Solving the sleep problem
Almost since birth, my daughter has been treating sleep like it’s a form of punishment. When she was an infant, I would often lie on the floor with my hand through the crib bars, touching her until she drifted off. When she finally did, I’d slowly crawl from the room, avoiding the squeaky floorboards (which I’d marked with masking tape, as if they were landmines).
She was never a child who fell asleep watching TV or while eating her dinner. (She views eating as a form of punishment, too, but so do many who have sampled my cooking.) Not once has Celeste announced, “I’m tired,” then headed to bed.
She doesn’t get crabby or unpleasant when she gets tired. She’s just as nice at midnight as noon. But I know she needs sleep, in spite of her passionate contention that she doesn’t.
“But I’m not even a little bit tired,” says Celeste.
“Maybe you’re not, but I am.”
“Don’t worry,” she says with a reassuring pat to my hand. “If I need something, I’ll wake you.”
In her eight and a half years, Celeste has become the master of bedtime postponement. Although she started with the typical and unimaginative glass of water request, she quickly expanded her repertoire to include pleas of hunger, painstakingly thorough dental hygiene, hair brushing, hair braiding, “forgotten” homework assignments, and plot points to her next screenplay that she just has to write down before she forgets them. (That’s another column.)
This girl of mine is one wily creature, and every time I manage to successfully sidestep or derail one of her bedtime maneuvers, I feel crafty and pleased with myself.

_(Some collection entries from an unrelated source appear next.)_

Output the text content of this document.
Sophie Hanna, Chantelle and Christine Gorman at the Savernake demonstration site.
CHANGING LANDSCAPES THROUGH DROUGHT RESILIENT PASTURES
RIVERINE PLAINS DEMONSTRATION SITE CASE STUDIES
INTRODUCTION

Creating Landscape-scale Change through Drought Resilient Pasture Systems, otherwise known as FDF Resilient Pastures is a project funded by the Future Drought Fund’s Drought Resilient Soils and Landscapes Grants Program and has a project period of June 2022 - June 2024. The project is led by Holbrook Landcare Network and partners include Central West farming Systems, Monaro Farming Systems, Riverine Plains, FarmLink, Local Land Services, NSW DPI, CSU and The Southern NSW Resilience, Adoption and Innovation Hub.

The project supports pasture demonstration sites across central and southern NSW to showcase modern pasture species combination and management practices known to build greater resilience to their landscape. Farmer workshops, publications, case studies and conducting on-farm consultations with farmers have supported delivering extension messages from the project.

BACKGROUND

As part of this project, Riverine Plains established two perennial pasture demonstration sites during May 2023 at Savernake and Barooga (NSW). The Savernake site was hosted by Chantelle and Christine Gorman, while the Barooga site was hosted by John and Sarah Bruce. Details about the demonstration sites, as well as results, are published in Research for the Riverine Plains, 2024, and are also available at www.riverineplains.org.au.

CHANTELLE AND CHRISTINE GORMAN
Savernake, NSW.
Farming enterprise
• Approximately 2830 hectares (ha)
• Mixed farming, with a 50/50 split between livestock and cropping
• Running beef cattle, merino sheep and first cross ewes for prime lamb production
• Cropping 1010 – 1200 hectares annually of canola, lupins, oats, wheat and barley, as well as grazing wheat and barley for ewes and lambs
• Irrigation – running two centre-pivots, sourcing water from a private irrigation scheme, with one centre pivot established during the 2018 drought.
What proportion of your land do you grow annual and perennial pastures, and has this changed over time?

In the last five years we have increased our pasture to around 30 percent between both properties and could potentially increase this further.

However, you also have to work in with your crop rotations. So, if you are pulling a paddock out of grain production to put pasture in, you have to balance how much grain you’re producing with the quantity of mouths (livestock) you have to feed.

But Celeste finally found my weak spot. The hole in my armor. The loophole so large she can crawl through and dance.
She learned I can’t bring myself to shut off her light so long as she’s reading.
Part of our bedtime ritual used to include me reading to her. Later, it became her reading one page, then me reading the next, and eventually, it became her reading to me. Lately, though, it’s become her reading alone. And so long as she does, she knows that light can stay on, no matter how late. It’s the loophole I grew up with myself, and my husband as well.
The last few days, though, it isn’t a book she’s taken to bed, but a big dry erase board. She covers the board with multiplication problems that she makes up herself, then carefully answers each one.
“What’s that one with the star beside it?” Geoff asked as he was checking her answers.
“That’s the bonus problem,” said Celeste.
“And if you answer it right. . .?”
“I give myself ten extra points.”
Her recent interest in math makes me happy as I’m sort of math-phobic and have been afraid she’d inherit my fear. Luckily, it’s been Geoff’s enthusiasm for math she’s picked up on, and like him, she thinks math is fun.
The one equation she can’t fathom, however, is the number of hours of sleep she needs in order to function.


February 8th, 2006 at 5:54 am
According to the time this was posted,it looks like her mother has a sleep problem to solve.